# Best option for gameport?



## Ozric (Nov 27, 2021)

What is the best option for gameport on a FreeBSD system?
The two ways to go that I can see are either an old PCI sound card with gameport, or a USB-gameport converter.
I also have a PCI bracket with a gameport on it, that is on a cable that goes to a 16-pin header, but my motherboard does not have a header for that, unless there is some converter that allows the 16-pin header to be plugged into another header?

The reason I want a gameport is for using gamepads with old emulated games.


----------



## shkhln (Nov 27, 2021)

Where did you find an old gamepad (in a usable condition) in the first place?


----------



## Ozric (Nov 27, 2021)

shkhln said:


> Where did you find an old gamepad (in a usable condition) in the first place?


On Ebay, there are lots of them.


----------



## shkhln (Nov 27, 2021)

Well, there are probably tons of old motherboards there as well if you want to go that route.
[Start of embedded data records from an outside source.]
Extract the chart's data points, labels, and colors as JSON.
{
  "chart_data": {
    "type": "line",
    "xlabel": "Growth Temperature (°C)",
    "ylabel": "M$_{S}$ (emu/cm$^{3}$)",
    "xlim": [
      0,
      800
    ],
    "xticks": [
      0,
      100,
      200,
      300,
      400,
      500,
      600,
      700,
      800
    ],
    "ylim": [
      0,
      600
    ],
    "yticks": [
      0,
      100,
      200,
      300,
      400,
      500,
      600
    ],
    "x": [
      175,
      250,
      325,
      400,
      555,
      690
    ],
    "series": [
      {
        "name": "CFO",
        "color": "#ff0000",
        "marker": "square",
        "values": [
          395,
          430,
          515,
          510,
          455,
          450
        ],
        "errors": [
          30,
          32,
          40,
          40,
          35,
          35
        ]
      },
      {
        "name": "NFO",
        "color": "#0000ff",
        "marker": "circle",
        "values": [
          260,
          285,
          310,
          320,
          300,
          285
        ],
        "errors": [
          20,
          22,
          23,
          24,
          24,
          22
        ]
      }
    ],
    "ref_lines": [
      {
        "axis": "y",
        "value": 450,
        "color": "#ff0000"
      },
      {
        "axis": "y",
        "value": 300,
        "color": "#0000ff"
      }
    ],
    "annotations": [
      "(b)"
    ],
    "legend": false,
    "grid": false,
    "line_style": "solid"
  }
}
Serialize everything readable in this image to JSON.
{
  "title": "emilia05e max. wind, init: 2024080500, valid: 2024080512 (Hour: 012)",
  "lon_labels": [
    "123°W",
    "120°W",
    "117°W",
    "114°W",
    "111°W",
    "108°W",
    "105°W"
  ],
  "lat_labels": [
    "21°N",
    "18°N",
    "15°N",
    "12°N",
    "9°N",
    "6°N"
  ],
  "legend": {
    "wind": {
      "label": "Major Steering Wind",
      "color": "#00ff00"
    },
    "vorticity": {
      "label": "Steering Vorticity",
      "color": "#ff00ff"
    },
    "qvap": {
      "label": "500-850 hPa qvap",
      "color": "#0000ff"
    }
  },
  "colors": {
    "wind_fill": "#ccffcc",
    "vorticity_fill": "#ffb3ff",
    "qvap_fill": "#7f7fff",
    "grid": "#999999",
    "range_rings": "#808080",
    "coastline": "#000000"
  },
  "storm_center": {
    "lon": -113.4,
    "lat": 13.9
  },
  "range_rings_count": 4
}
Gameport is completely unsupported, not to mention emulators don't really care about old hardware (except maybe for really specialized one off peripherals coming with specific games).


----------



## shkhln (Nov 27, 2021)

On a further look, some sound card drivers (snd_uaudio) support MIDI input, which is the same thing afaik.  Still not sure what would you do with that.


----------